As researchers have learned more about the gene and protein changes in cells that cause cancer, they have been able develop newer drugs that specifically target these changes. These targeted drugs work differently than standard chemotherapy drugs. They often have different (and less severe) side effects. At this time, they are most often used either along with chemotherapy or by themselves if chemotherapy is no longer working.

Bevacizumab (Avastin): Bevacizumab is a manmade version of an immune system protein called a monoclonal antibody. This antibody targets vascular endothelial growth factor (VEGF), a protein that helps tumors form new blood vessels to get nutrients (a process known as angiogenesis). Bevacizumab is most often used along with chemotherapy drugs as a first- or second-line treatment for metastatic colorectal cancer.

Bevacizumab is given by intravenous (IV) infusion, usually once every 2 or 3 weeks. While it has been shown to help improve survival when added to chemotherapy, it can also add to the side effects. Rare but possibly serious side effects include blood clots, holes forming in the colon (requiring surgery to correct), heart problems, and slow wound healing. More common side effects include high blood pressure, tiredness, bleeding, low white blood cell counts, headaches, mouth sores, loss of appetite, and diarrhea.

Cetuximab (Erbitux): This is a monoclonal antibody that specifically attacks the epidermal growth factor receptor (EGFR), a molecule that often appears in high amounts on the surface of cancer cells and helps them grow.

Cetuximab is used in metastatic colorectal cancer, usually after other treatments have been tried. It can be used either with irinotecan or by itself in those who can't take irinotecan or whose cancer is no longer responding to it.

Cetuximab is given by IV infusion, usually once a week. A rare but serious side effect of cetuximab is an allergic reaction during the first infusion, which could cause problems with breathing and low blood pressure.

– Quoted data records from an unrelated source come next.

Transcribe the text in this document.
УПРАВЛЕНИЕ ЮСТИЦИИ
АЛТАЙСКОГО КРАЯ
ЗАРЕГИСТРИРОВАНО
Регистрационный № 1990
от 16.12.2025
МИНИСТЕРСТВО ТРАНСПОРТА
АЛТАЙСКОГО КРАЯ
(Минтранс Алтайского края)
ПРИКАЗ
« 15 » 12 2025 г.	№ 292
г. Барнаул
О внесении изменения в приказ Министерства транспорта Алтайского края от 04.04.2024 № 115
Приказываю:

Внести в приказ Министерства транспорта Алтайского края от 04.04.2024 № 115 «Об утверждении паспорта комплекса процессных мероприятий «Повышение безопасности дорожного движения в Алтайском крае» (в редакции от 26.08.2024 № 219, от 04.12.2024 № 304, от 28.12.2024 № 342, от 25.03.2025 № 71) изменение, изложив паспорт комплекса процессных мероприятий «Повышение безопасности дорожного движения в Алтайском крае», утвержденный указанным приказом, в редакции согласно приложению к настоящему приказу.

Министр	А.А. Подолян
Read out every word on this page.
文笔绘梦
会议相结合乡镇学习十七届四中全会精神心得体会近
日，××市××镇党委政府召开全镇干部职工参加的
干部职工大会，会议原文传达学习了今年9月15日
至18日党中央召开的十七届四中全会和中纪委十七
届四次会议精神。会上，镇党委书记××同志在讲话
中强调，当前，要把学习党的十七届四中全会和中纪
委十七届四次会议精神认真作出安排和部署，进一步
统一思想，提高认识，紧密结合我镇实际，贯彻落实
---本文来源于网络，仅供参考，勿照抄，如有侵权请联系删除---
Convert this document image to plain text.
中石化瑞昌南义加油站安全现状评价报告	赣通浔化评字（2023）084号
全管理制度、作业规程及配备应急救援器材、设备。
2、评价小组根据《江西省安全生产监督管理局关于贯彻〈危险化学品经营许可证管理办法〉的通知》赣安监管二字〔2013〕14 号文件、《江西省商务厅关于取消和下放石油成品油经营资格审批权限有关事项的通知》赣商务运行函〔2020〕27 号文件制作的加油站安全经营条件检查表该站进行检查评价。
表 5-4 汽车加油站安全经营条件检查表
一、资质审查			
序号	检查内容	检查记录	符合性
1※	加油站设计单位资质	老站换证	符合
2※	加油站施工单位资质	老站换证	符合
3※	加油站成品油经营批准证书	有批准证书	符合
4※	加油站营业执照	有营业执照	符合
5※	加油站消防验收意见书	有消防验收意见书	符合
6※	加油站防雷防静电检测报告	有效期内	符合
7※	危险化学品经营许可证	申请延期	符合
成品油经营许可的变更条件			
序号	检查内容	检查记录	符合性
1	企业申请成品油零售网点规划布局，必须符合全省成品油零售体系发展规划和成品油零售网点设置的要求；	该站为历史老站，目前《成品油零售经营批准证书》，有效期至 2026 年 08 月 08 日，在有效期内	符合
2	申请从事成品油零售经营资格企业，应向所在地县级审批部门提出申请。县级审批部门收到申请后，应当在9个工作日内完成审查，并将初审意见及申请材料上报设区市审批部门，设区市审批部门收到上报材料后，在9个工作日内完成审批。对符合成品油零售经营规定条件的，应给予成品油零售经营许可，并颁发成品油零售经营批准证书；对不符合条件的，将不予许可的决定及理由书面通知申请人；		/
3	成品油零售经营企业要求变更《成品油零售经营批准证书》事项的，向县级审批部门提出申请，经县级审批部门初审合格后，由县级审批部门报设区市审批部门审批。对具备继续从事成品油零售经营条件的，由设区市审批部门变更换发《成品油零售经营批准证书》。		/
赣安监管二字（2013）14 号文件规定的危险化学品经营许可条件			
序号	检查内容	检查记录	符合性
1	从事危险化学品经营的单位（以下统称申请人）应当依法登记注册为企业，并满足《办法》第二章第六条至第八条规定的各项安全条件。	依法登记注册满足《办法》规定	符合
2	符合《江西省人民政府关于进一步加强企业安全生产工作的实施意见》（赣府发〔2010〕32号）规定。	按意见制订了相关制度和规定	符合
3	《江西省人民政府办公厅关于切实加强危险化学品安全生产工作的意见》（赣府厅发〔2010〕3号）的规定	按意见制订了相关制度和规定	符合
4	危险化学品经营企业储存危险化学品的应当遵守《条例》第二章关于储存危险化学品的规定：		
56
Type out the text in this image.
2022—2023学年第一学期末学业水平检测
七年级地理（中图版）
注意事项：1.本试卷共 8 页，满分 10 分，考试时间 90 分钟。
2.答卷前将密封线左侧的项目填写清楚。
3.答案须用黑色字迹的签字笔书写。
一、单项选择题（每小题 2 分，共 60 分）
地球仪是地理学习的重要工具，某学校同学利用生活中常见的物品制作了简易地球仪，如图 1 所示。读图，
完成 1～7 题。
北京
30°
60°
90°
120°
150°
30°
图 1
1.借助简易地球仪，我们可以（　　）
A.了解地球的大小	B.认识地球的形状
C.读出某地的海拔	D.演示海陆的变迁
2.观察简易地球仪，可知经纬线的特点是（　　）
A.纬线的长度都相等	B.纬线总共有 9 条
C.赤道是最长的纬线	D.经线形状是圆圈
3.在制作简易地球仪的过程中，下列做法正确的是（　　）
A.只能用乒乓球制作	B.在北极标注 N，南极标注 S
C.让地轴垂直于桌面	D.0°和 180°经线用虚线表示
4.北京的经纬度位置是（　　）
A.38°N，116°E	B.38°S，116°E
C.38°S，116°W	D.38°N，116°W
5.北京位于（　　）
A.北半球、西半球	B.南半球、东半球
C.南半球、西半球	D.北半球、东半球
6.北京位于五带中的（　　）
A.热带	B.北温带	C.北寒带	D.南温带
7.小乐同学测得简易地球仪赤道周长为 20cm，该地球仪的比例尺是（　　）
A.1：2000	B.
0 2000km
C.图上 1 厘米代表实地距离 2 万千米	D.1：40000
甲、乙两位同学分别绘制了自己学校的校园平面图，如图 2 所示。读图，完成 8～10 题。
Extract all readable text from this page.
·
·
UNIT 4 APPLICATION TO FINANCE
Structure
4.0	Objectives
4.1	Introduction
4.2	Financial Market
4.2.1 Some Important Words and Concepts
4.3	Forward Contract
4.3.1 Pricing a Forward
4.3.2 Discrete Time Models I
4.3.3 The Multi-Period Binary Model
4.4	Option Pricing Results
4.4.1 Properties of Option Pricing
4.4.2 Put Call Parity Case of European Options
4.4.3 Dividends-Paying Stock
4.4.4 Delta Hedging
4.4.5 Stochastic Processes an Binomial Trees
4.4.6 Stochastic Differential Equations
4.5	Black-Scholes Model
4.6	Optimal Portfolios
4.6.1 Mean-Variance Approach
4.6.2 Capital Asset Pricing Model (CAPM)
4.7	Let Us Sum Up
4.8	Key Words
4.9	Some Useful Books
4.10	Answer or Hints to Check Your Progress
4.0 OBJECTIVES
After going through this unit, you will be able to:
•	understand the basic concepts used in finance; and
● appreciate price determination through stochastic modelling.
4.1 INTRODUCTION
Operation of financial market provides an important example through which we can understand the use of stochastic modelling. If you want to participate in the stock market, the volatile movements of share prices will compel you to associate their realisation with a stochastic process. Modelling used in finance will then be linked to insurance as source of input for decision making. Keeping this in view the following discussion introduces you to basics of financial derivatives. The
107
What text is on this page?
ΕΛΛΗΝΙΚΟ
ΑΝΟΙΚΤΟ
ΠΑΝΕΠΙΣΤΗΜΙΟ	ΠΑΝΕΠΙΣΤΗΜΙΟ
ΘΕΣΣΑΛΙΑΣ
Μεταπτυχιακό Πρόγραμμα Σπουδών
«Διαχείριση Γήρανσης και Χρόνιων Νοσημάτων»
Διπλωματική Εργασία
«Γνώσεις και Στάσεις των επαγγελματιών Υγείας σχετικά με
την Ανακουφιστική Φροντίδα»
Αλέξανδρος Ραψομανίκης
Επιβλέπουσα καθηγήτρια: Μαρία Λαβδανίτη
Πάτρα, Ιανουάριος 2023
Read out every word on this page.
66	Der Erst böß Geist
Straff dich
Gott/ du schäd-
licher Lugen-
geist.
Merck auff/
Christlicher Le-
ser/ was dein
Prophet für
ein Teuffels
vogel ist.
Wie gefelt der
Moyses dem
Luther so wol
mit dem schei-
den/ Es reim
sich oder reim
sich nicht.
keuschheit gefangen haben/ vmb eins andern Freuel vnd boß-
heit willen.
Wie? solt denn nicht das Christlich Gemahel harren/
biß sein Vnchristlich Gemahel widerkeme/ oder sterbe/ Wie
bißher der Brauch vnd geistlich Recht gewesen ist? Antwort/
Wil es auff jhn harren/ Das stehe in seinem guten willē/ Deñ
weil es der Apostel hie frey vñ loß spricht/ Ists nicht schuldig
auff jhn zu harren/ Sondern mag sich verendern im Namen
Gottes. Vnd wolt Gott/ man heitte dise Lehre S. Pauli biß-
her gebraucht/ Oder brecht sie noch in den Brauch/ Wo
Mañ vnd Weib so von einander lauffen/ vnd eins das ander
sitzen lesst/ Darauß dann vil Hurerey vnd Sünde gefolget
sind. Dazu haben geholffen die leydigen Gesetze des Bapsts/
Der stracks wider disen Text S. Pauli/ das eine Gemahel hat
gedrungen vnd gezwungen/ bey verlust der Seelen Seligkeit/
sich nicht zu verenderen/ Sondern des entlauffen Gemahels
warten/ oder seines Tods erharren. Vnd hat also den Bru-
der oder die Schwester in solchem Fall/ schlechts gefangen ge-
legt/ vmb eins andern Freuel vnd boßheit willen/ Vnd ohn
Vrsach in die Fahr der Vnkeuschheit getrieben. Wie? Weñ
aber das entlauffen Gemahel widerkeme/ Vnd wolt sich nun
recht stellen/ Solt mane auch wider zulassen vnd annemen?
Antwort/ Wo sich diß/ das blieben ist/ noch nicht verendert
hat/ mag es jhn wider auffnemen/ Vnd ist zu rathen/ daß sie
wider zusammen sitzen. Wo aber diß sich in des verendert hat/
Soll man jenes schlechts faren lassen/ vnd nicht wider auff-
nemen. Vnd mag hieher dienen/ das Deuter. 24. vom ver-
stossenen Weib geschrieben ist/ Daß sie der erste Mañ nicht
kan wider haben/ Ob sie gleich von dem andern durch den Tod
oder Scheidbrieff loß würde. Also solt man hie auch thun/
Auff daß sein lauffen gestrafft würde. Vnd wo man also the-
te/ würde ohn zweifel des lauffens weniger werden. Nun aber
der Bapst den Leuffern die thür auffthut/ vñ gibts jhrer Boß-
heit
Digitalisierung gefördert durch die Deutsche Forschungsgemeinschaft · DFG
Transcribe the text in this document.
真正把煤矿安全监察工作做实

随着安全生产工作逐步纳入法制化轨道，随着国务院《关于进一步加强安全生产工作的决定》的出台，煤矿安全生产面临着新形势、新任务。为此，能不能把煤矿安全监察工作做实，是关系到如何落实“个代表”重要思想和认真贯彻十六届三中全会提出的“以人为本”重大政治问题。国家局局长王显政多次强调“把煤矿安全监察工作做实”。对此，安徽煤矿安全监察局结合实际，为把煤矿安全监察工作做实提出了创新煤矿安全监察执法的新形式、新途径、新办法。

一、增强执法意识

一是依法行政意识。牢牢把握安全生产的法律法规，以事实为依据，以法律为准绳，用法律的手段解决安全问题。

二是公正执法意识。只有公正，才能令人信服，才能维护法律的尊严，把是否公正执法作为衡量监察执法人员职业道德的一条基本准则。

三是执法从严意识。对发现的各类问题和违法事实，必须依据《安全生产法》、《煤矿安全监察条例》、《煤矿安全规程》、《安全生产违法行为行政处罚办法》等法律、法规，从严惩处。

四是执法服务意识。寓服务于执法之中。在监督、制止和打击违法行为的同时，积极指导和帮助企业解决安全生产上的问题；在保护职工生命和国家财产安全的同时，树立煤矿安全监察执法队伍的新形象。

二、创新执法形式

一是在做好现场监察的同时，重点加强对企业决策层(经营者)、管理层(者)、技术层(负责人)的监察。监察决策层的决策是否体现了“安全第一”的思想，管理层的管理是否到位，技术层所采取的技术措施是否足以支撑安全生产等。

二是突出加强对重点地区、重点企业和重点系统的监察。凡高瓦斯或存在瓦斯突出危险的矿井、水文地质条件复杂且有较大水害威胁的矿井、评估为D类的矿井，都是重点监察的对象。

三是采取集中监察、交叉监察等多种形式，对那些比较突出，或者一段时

You may be given medicine before treatment to help prevent this. Other, less serious side effects may include an acne-like rash, headache, tiredness, fever, and diarrhea.

Panitumumab (Vectibix): Panitumumab is another monoclonal antibody that attacks colorectal cancer cells. Like cetuximab, it targets the EGFR protein. It is used by itself to treat metastatic colorectal cancer after other treatments have been tried.

Panitumumab is given by IV infusion, usually once every 2 weeks. Most people develop skin problems such as a rash during treatment, which in some cases can lead to infections. Other possible serious side effects are lung scarring and allergic reactions to the drug. Sensitivity to sunlight, fatigue, diarrhea, and changes in fingernails and toenails are also possible.